Bangladesch kann dabei bereits auf begrenzte Erfolge zurückblicken: Die Selbstversorgung mit dem Grundnahrungsmittel Reis und der allgemeine Anstieg der Einkommen haben Mangelernährung reduziert; desgleichen erfolgreiche Impfkampagnen und dramatische Erfolge bei der Behandlung durchfallkranker Kinder.

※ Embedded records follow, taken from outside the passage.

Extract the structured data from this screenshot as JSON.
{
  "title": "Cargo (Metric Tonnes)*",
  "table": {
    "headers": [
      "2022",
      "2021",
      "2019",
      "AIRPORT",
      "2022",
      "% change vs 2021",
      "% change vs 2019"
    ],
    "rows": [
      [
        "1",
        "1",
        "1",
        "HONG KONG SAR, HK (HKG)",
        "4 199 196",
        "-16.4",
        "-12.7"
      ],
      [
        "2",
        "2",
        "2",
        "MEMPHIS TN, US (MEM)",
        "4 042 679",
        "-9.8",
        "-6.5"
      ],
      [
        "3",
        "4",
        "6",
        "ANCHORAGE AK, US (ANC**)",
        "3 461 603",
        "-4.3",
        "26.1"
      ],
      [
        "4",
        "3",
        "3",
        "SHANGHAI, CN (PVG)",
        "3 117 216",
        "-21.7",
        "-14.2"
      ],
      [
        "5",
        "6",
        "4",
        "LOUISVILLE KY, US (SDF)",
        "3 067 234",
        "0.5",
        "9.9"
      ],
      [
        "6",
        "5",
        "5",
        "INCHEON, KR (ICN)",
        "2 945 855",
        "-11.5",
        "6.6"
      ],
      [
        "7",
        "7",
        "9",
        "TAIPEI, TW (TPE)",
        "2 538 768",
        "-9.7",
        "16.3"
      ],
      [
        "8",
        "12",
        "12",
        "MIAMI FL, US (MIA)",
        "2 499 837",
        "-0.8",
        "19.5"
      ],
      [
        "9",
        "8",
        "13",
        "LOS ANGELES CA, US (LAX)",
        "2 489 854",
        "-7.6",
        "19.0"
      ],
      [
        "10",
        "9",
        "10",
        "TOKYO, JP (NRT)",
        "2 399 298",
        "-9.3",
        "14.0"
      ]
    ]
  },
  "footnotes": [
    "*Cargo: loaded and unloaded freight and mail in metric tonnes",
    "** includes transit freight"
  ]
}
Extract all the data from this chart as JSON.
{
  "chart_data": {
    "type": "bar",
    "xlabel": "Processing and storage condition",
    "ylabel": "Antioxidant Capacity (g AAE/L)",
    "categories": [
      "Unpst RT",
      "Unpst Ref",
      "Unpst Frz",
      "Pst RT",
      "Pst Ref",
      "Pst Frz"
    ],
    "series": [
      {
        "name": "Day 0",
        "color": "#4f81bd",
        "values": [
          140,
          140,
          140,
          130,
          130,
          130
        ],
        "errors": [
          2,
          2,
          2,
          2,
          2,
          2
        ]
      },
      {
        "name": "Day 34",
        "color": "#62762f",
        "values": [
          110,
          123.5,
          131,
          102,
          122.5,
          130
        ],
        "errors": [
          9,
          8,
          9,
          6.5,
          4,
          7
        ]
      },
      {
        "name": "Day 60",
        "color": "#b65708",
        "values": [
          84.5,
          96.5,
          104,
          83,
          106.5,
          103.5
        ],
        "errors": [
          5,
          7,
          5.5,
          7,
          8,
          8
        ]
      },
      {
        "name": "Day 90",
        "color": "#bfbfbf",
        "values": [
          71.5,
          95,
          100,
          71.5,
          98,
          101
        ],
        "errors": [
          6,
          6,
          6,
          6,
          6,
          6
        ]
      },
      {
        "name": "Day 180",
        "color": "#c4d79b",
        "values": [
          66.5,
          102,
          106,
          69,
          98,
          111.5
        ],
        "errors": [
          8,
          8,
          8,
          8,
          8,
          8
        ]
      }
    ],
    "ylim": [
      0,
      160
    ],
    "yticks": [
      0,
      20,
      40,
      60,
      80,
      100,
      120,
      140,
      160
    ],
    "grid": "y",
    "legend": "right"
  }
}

Ein wichtiger Baustein des Kampfes gegen Mangelernährung ist heute die Nahrungsergänzung mit wichtigen Spurenelementen. 80 Prozent aller Kinder erhalten Vitamin-A-Kapseln. Speisesalz ist mit Jod angereichert, Öl mit Vitamin A. Außerdem wurden Reissorten gezüchtet, die viel Zink oder Vitamin A enthalten. Künstliche Nahrungsergänzung allerdings kuriert nur Symptome des Mangels“, gibt Erica Roy Khetran zu bedenken. „Nein, ein nachhaltiger Kampf gegen Mangelernährung muss das Ziel haben, dass sich die Bevölkerung Bangladeschs aus eigener Kraft gesund ernährt.“ Die Bauern müssten neben Reis viele andere Nahrungsmittel produzieren; die Regierung müsse das mit gezielten Subventionen fördern; sie müsse die Rinder-, Milch- und Hühnerproduktion ankurbeln und – soweit nötig – den Import wichtiger Nahrungsmittel.
Am wichtigsten jedoch sei die Aufklärung. „Wir müssen nicht Armut überwinden, um Mangelernährung zu überwinden. Die meisten Haushalte in Bangladesch können mit den Ressourcen, die sie haben, ihre Ernährung dramatisch verbessern. Sie müssen nur ihr Verhalten ändern.“ Um dies zu erreichen, fördern auch deutsche Hilfsorganisationen wie Misereor und die Gesellschaft für Internationale Zusammenarbeit (GIZ) massive Aufklärung.